The research project stems from one of the last steps of Quebec's province-wide deployment of PACS -- for hospitals that had not already adopted the technology -- as well as three diagnostic imaging repositories. The three imaging repositories receive images from all hospitals in the jurisdiction with an overall volume of about 10 million studies a year, said presenter Alain Gauvin of McGill University Health Centre in Montreal.
All of these imaging studies are indexed in an XDS registry using the IHE XDS-I.b. profile.
"Two important components of our project were to make these studies seen and retrievable by users of PACS located within hospitals, so that they can discover and retrieve prior studies to facilitate the reading of a current study, which we call the 'prefetch' use case," Gauvin said. "Another use case was to allow clinical users of local PACS -- for instance, surgeons seeing a patient from another hospital -- to retrieve priors from other hospitals in order to help with the clinical management of the patient, and avoid repeating local exams already carried out elsewhere (the ad hoc retrieval use case)."
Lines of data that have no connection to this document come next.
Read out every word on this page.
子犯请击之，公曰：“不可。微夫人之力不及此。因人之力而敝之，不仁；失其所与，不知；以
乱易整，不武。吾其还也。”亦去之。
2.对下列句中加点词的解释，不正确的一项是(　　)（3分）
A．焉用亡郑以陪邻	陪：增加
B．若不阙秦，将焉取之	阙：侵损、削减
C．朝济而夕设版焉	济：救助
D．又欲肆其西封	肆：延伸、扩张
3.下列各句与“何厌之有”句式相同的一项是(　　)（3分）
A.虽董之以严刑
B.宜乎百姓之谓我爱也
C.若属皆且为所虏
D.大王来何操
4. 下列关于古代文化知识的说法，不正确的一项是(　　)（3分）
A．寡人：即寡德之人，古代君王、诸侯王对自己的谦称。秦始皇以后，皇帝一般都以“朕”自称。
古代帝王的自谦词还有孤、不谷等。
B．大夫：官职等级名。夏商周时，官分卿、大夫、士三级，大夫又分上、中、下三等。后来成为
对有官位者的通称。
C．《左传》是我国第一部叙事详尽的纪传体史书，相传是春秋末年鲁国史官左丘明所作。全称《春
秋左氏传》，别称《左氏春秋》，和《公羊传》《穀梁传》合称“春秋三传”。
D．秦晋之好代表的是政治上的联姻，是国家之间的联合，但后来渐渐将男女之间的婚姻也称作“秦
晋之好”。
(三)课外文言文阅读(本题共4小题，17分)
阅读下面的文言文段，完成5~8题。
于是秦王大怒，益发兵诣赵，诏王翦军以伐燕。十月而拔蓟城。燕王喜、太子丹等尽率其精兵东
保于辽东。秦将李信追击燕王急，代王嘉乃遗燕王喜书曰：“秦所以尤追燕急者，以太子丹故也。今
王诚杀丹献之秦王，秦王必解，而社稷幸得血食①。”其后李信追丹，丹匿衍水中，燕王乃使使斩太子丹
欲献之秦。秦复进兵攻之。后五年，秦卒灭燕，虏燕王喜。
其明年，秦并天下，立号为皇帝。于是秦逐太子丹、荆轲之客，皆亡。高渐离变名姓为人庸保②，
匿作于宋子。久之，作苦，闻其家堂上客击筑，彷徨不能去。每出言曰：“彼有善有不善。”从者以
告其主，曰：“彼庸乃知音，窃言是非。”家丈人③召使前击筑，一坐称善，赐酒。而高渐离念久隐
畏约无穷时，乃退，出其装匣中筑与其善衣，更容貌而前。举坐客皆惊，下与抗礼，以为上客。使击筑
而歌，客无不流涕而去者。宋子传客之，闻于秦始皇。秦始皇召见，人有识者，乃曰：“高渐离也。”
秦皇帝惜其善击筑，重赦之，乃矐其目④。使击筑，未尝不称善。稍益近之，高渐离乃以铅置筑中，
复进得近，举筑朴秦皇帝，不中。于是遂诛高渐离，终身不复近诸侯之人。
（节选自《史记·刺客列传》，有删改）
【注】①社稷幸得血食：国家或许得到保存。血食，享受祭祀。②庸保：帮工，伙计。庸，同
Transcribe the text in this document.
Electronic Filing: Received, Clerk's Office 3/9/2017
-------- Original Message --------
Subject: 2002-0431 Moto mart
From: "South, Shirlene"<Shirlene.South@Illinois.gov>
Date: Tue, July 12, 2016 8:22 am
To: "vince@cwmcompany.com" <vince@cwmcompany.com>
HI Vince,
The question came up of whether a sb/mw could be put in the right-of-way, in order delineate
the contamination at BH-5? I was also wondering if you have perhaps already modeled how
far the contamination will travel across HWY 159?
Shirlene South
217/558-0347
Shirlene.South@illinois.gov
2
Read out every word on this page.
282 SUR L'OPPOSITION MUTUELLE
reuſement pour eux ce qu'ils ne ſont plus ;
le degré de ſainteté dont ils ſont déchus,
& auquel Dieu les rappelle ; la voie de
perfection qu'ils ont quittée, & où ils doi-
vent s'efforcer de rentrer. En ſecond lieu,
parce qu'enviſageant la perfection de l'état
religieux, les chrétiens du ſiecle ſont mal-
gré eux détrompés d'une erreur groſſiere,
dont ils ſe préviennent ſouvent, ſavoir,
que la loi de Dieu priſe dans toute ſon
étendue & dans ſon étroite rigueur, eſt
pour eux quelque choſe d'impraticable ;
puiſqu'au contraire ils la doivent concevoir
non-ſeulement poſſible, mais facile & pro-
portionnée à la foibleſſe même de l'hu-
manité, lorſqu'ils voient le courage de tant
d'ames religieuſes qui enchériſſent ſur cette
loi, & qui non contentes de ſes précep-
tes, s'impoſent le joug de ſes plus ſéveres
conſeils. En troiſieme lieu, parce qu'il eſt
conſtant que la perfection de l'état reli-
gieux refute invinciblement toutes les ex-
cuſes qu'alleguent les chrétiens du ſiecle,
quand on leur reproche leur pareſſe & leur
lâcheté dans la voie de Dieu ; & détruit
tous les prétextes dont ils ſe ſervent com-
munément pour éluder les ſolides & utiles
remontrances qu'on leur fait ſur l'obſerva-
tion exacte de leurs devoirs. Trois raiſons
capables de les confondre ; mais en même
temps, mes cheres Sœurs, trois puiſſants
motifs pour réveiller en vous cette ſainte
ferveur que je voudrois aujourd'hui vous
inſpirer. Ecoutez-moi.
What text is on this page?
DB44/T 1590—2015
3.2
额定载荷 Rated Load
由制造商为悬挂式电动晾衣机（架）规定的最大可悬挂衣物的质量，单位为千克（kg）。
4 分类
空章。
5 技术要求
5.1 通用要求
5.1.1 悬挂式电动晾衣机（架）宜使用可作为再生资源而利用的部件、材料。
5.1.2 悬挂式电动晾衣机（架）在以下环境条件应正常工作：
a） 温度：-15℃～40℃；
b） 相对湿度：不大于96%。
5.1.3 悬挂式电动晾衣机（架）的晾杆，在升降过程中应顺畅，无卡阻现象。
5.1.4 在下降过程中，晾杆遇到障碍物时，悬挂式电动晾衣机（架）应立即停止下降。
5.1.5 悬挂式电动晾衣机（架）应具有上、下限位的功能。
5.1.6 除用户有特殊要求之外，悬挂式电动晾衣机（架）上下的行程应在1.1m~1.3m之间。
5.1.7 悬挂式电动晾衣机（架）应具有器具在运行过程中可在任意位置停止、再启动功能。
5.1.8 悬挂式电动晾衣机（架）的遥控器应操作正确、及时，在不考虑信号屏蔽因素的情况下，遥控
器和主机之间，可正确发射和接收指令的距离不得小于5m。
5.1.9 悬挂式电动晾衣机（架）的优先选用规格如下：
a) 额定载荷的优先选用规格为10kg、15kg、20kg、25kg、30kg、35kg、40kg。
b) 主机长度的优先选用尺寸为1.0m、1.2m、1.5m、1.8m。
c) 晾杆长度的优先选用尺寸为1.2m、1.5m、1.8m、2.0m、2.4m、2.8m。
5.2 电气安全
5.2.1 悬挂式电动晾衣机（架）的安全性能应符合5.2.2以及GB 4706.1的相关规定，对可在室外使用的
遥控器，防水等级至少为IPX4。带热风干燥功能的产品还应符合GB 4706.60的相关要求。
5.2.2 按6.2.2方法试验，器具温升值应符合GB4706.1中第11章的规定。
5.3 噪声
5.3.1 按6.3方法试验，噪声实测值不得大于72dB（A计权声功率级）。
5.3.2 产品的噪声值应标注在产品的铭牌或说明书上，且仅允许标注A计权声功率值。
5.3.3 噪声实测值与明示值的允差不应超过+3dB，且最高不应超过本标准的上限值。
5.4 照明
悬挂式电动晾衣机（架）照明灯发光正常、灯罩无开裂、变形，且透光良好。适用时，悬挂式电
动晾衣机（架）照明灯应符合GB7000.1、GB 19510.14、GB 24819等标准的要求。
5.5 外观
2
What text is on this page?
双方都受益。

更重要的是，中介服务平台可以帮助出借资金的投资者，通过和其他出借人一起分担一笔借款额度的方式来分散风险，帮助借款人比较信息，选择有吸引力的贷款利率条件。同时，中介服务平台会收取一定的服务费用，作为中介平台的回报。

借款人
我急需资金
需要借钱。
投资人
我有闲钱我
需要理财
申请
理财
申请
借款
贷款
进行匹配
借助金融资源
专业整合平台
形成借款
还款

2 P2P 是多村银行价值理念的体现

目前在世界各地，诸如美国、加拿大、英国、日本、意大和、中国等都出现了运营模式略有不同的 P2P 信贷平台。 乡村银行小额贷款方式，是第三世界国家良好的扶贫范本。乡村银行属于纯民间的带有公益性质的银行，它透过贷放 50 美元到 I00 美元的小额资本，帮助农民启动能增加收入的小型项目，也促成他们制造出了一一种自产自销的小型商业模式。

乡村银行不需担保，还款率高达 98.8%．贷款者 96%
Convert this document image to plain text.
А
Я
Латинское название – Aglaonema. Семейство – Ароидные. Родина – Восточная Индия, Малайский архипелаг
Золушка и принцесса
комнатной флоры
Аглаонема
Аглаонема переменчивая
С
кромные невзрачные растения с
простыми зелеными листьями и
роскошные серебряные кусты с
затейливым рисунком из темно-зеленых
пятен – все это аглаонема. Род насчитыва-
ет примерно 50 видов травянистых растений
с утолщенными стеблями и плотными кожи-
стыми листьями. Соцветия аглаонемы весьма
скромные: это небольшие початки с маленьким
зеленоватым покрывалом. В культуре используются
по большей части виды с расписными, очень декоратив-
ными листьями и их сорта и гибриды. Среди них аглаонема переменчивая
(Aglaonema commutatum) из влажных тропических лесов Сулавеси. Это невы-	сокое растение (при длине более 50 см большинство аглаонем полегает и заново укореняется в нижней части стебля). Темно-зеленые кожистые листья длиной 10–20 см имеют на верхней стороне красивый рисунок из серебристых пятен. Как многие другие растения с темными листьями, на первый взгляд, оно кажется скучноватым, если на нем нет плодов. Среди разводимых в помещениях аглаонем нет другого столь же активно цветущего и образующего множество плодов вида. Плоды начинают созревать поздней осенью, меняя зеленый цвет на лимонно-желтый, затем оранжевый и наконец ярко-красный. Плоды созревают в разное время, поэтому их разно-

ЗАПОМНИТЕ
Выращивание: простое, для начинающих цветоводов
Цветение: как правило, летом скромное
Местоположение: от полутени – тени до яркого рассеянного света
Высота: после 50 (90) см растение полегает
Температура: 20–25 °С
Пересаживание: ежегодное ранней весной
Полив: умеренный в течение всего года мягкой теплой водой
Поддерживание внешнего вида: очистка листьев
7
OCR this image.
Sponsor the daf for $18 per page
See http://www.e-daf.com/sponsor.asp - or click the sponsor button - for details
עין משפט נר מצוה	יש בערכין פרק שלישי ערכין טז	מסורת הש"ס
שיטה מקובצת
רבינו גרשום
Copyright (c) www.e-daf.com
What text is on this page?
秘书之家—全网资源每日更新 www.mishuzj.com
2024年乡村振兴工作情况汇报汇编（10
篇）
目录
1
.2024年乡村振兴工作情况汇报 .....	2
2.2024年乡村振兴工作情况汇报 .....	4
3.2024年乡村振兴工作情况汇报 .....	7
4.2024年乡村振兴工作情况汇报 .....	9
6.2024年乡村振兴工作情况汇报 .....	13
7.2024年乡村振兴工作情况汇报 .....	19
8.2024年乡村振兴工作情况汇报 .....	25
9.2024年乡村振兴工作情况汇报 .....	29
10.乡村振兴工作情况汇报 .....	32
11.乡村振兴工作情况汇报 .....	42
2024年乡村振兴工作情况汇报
Many requirements must be considered, however, when "ingesting" outside studies to support these use cases, he said. Gauvin will discuss them in detail during his Wednesday afternoon presentation.
"Using XDS-I to manage the retrieval of a large number of foreign studies of various origins presents many challenges that are not necessarily described in the XDS-I IHE profile," he said. "This paper demonstrates that it is possible to tackle most of them in order to achieve a satisfying level of interoperability."